Time and again I have tried to explain the mystery, the magic of Route 66 and failed. Mere words are such inadequate descriptors for what takes place on Route 66, and how those experiences transform people, as well as bridge chasms of culture and language.
It is more like a family reunion, every day of the week. Not the family reunion filled with stress and tensions resultant of ex-wives arriving with second cousins, second cousins announcing they are coming out of the closet during the blessing led by the brother who is a deacon at the local Baptist church, and senile aunts who insist on loudly exposing fifty years of family skeletons.
No, the Route 66 family reunions, as with the road itself, are more like a corny, stilted, scripted affair where every one laughs, jokes, teases, and shares tales of the road, or all that has transpired since the last reunion, with but one caveat, they are fresh, alive, and so very real. They are the at the very heart of what makes this road special and impossible to describe.
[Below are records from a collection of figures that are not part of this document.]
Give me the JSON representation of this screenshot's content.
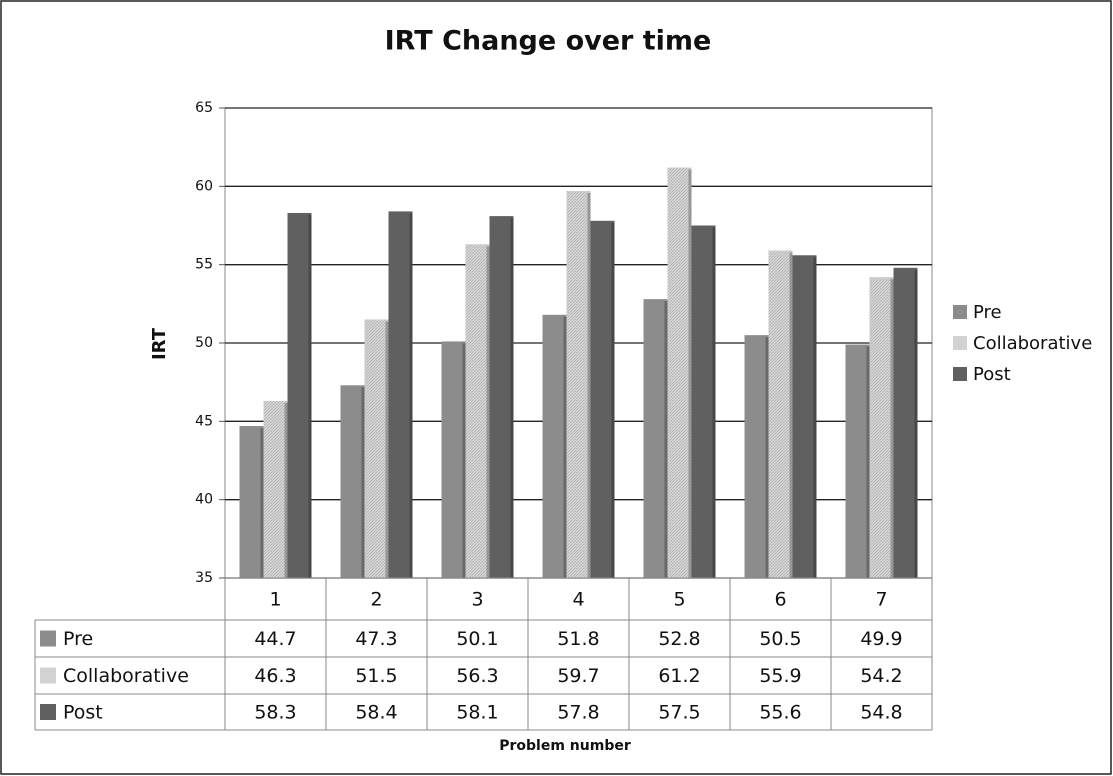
{
  "chart_data": {
    "type": "bar",
    "title": "IRT Change over time",
    "x_label": "Problem number",
    "y_label": "IRT",
    "categories": [
      "1",
      "2",
      "3",
      "4",
      "5",
      "6",
      "7"
    ],
    "series": [
      {
        "name": "Pre",
        "color": "#8c8c8c",
        "values": [
          44.7,
          47.3,
          50.1,
          51.8,
          52.8,
          50.5,
          49.9
        ]
      },
      {
        "name": "Collaborative",
        "color": "#d2d2d2",
        "values": [
          46.3,
          51.5,
          56.3,
          59.7,
          61.2,
          55.9,
          54.2
        ]
      },
      {
        "name": "Post",
        "color": "#606060",
        "values": [
          58.3,
          58.4,
          58.1,
          57.8,
          57.5,
          55.6,
          54.8
        ]
      }
    ],
    "ylim": [
      35,
      65
    ],
    "yticks": [
      35,
      40,
      45,
      50,
      55,
      60,
      65
    ],
    "grid": true,
    "legend": "right"
  }
}
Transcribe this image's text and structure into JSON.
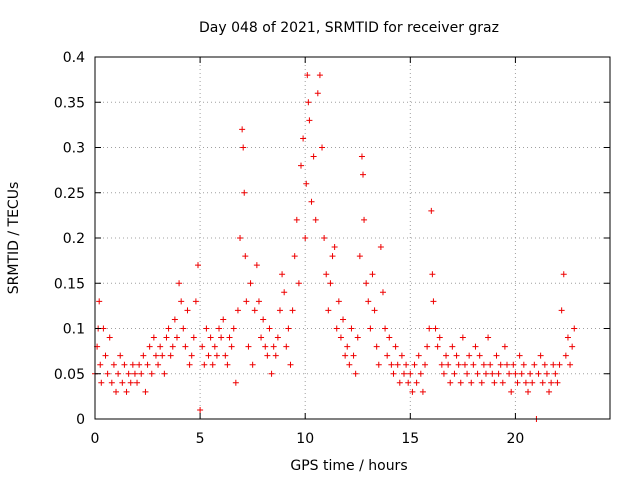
{
  "chart_data": {
    "type": "scatter",
    "title": "Day 048 of 2021, SRMTID for receiver graz",
    "xlabel": "GPS time / hours",
    "ylabel": "SRMTID / TECUs",
    "xlim": [
      0,
      24.5
    ],
    "ylim": [
      0,
      0.4
    ],
    "xticks": [
      0,
      5,
      10,
      15,
      20
    ],
    "xtick_labels": [
      "0",
      "5",
      "10",
      "15",
      "20"
    ],
    "yticks": [
      0,
      0.05,
      0.1,
      0.15,
      0.2,
      0.25,
      0.3,
      0.35,
      0.4
    ],
    "ytick_labels": [
      "0",
      "0.05",
      "0.1",
      "0.15",
      "0.2",
      "0.25",
      "0.3",
      "0.35",
      "0.4"
    ],
    "grid": true,
    "marker": "+",
    "color": "#ee0000",
    "series": [
      {
        "name": "SRMTID",
        "points": [
          [
            0.0,
            0.05
          ],
          [
            0.1,
            0.08
          ],
          [
            0.15,
            0.1
          ],
          [
            0.2,
            0.13
          ],
          [
            0.25,
            0.06
          ],
          [
            0.3,
            0.04
          ],
          [
            0.4,
            0.1
          ],
          [
            0.5,
            0.07
          ],
          [
            0.6,
            0.05
          ],
          [
            0.7,
            0.09
          ],
          [
            0.8,
            0.04
          ],
          [
            0.9,
            0.06
          ],
          [
            1.0,
            0.03
          ],
          [
            1.1,
            0.05
          ],
          [
            1.2,
            0.07
          ],
          [
            1.3,
            0.04
          ],
          [
            1.4,
            0.06
          ],
          [
            1.5,
            0.03
          ],
          [
            1.6,
            0.05
          ],
          [
            1.7,
            0.04
          ],
          [
            1.8,
            0.06
          ],
          [
            1.9,
            0.05
          ],
          [
            2.0,
            0.04
          ],
          [
            2.1,
            0.06
          ],
          [
            2.2,
            0.05
          ],
          [
            2.3,
            0.07
          ],
          [
            2.4,
            0.03
          ],
          [
            2.5,
            0.06
          ],
          [
            2.6,
            0.08
          ],
          [
            2.7,
            0.05
          ],
          [
            2.8,
            0.09
          ],
          [
            2.9,
            0.07
          ],
          [
            3.0,
            0.06
          ],
          [
            3.1,
            0.08
          ],
          [
            3.2,
            0.07
          ],
          [
            3.3,
            0.05
          ],
          [
            3.4,
            0.09
          ],
          [
            3.5,
            0.1
          ],
          [
            3.6,
            0.07
          ],
          [
            3.7,
            0.08
          ],
          [
            3.8,
            0.11
          ],
          [
            3.9,
            0.09
          ],
          [
            4.0,
            0.15
          ],
          [
            4.1,
            0.13
          ],
          [
            4.2,
            0.1
          ],
          [
            4.3,
            0.08
          ],
          [
            4.4,
            0.12
          ],
          [
            4.5,
            0.06
          ],
          [
            4.6,
            0.07
          ],
          [
            4.7,
            0.09
          ],
          [
            4.8,
            0.13
          ],
          [
            4.9,
            0.17
          ],
          [
            5.0,
            0.01
          ],
          [
            5.1,
            0.08
          ],
          [
            5.2,
            0.06
          ],
          [
            5.3,
            0.1
          ],
          [
            5.4,
            0.07
          ],
          [
            5.5,
            0.09
          ],
          [
            5.6,
            0.06
          ],
          [
            5.7,
            0.08
          ],
          [
            5.8,
            0.07
          ],
          [
            5.9,
            0.1
          ],
          [
            6.0,
            0.09
          ],
          [
            6.1,
            0.11
          ],
          [
            6.2,
            0.07
          ],
          [
            6.3,
            0.06
          ],
          [
            6.4,
            0.09
          ],
          [
            6.5,
            0.08
          ],
          [
            6.6,
            0.1
          ],
          [
            6.7,
            0.04
          ],
          [
            6.8,
            0.12
          ],
          [
            6.9,
            0.2
          ],
          [
            7.0,
            0.32
          ],
          [
            7.05,
            0.3
          ],
          [
            7.1,
            0.25
          ],
          [
            7.15,
            0.18
          ],
          [
            7.2,
            0.13
          ],
          [
            7.3,
            0.08
          ],
          [
            7.4,
            0.15
          ],
          [
            7.5,
            0.06
          ],
          [
            7.6,
            0.12
          ],
          [
            7.7,
            0.17
          ],
          [
            7.8,
            0.13
          ],
          [
            7.9,
            0.09
          ],
          [
            8.0,
            0.11
          ],
          [
            8.1,
            0.08
          ],
          [
            8.2,
            0.07
          ],
          [
            8.3,
            0.1
          ],
          [
            8.4,
            0.05
          ],
          [
            8.5,
            0.08
          ],
          [
            8.6,
            0.07
          ],
          [
            8.7,
            0.09
          ],
          [
            8.8,
            0.12
          ],
          [
            8.9,
            0.16
          ],
          [
            9.0,
            0.14
          ],
          [
            9.1,
            0.08
          ],
          [
            9.2,
            0.1
          ],
          [
            9.3,
            0.06
          ],
          [
            9.4,
            0.12
          ],
          [
            9.5,
            0.18
          ],
          [
            9.6,
            0.22
          ],
          [
            9.7,
            0.15
          ],
          [
            9.8,
            0.28
          ],
          [
            9.9,
            0.31
          ],
          [
            10.0,
            0.2
          ],
          [
            10.05,
            0.26
          ],
          [
            10.1,
            0.38
          ],
          [
            10.15,
            0.35
          ],
          [
            10.2,
            0.33
          ],
          [
            10.3,
            0.24
          ],
          [
            10.4,
            0.29
          ],
          [
            10.5,
            0.22
          ],
          [
            10.6,
            0.36
          ],
          [
            10.7,
            0.38
          ],
          [
            10.8,
            0.3
          ],
          [
            10.9,
            0.2
          ],
          [
            11.0,
            0.16
          ],
          [
            11.1,
            0.12
          ],
          [
            11.2,
            0.15
          ],
          [
            11.3,
            0.18
          ],
          [
            11.4,
            0.19
          ],
          [
            11.5,
            0.1
          ],
          [
            11.6,
            0.13
          ],
          [
            11.7,
            0.09
          ],
          [
            11.8,
            0.11
          ],
          [
            11.9,
            0.07
          ],
          [
            12.0,
            0.08
          ],
          [
            12.1,
            0.06
          ],
          [
            12.2,
            0.1
          ],
          [
            12.3,
            0.07
          ],
          [
            12.4,
            0.05
          ],
          [
            12.5,
            0.09
          ],
          [
            12.6,
            0.18
          ],
          [
            12.7,
            0.29
          ],
          [
            12.75,
            0.27
          ],
          [
            12.8,
            0.22
          ],
          [
            12.9,
            0.15
          ],
          [
            13.0,
            0.13
          ],
          [
            13.1,
            0.1
          ],
          [
            13.2,
            0.16
          ],
          [
            13.3,
            0.12
          ],
          [
            13.4,
            0.08
          ],
          [
            13.5,
            0.06
          ],
          [
            13.6,
            0.19
          ],
          [
            13.7,
            0.14
          ],
          [
            13.8,
            0.1
          ],
          [
            13.9,
            0.07
          ],
          [
            14.0,
            0.09
          ],
          [
            14.1,
            0.06
          ],
          [
            14.2,
            0.05
          ],
          [
            14.3,
            0.08
          ],
          [
            14.4,
            0.06
          ],
          [
            14.5,
            0.04
          ],
          [
            14.6,
            0.07
          ],
          [
            14.7,
            0.05
          ],
          [
            14.8,
            0.06
          ],
          [
            14.9,
            0.04
          ],
          [
            15.0,
            0.05
          ],
          [
            15.1,
            0.03
          ],
          [
            15.2,
            0.06
          ],
          [
            15.3,
            0.04
          ],
          [
            15.4,
            0.07
          ],
          [
            15.5,
            0.05
          ],
          [
            15.6,
            0.03
          ],
          [
            15.7,
            0.06
          ],
          [
            15.8,
            0.08
          ],
          [
            15.9,
            0.1
          ],
          [
            16.0,
            0.23
          ],
          [
            16.05,
            0.16
          ],
          [
            16.1,
            0.13
          ],
          [
            16.2,
            0.1
          ],
          [
            16.3,
            0.08
          ],
          [
            16.4,
            0.09
          ],
          [
            16.5,
            0.06
          ],
          [
            16.6,
            0.05
          ],
          [
            16.7,
            0.07
          ],
          [
            16.8,
            0.06
          ],
          [
            16.9,
            0.04
          ],
          [
            17.0,
            0.08
          ],
          [
            17.1,
            0.05
          ],
          [
            17.2,
            0.07
          ],
          [
            17.3,
            0.06
          ],
          [
            17.4,
            0.04
          ],
          [
            17.5,
            0.09
          ],
          [
            17.6,
            0.06
          ],
          [
            17.7,
            0.05
          ],
          [
            17.8,
            0.07
          ],
          [
            17.9,
            0.04
          ],
          [
            18.0,
            0.06
          ],
          [
            18.1,
            0.08
          ],
          [
            18.2,
            0.05
          ],
          [
            18.3,
            0.07
          ],
          [
            18.4,
            0.04
          ],
          [
            18.5,
            0.06
          ],
          [
            18.6,
            0.05
          ],
          [
            18.7,
            0.09
          ],
          [
            18.8,
            0.06
          ],
          [
            18.9,
            0.05
          ],
          [
            19.0,
            0.04
          ],
          [
            19.1,
            0.07
          ],
          [
            19.2,
            0.05
          ],
          [
            19.3,
            0.06
          ],
          [
            19.4,
            0.04
          ],
          [
            19.5,
            0.08
          ],
          [
            19.6,
            0.06
          ],
          [
            19.7,
            0.05
          ],
          [
            19.8,
            0.03
          ],
          [
            19.9,
            0.06
          ],
          [
            20.0,
            0.05
          ],
          [
            20.1,
            0.04
          ],
          [
            20.2,
            0.07
          ],
          [
            20.3,
            0.05
          ],
          [
            20.4,
            0.06
          ],
          [
            20.5,
            0.04
          ],
          [
            20.6,
            0.03
          ],
          [
            20.7,
            0.05
          ],
          [
            20.8,
            0.04
          ],
          [
            20.9,
            0.06
          ],
          [
            21.0,
            0.0
          ],
          [
            21.1,
            0.05
          ],
          [
            21.2,
            0.07
          ],
          [
            21.3,
            0.04
          ],
          [
            21.4,
            0.06
          ],
          [
            21.5,
            0.05
          ],
          [
            21.6,
            0.03
          ],
          [
            21.7,
            0.04
          ],
          [
            21.8,
            0.06
          ],
          [
            21.9,
            0.05
          ],
          [
            22.0,
            0.04
          ],
          [
            22.1,
            0.06
          ],
          [
            22.2,
            0.12
          ],
          [
            22.3,
            0.16
          ],
          [
            22.4,
            0.07
          ],
          [
            22.5,
            0.09
          ],
          [
            22.6,
            0.06
          ],
          [
            22.7,
            0.08
          ],
          [
            22.8,
            0.1
          ]
        ]
      }
    ]
  }
}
Last evening, after the second grueling day of the week at the office, my dearest friend and I met with Dries Bessels, his most charming wife, Marion, Karel Kuperus, and Hanneke Wiersema of Holland, and their tour group at the Dambar in Kingman. It was an evening of shared memories, visiting with old friends, and making new ones. It was an invigorating and intoxicating evening that seemed as refreshing as a cold mountain morning, a stunning sunrise over distant peaks and the tantalizing aroma of coffee mingling with the smoke from a mesquite wood fire. 
If your stress meter is pegged and feel as though your about to blow a gasket I suggest a Route 66 family reunion. Its a lot cheaper than therapy and with the exception of an ear to ear grin that crosses your face when the memories come to mind, the side affects are relatively minimal.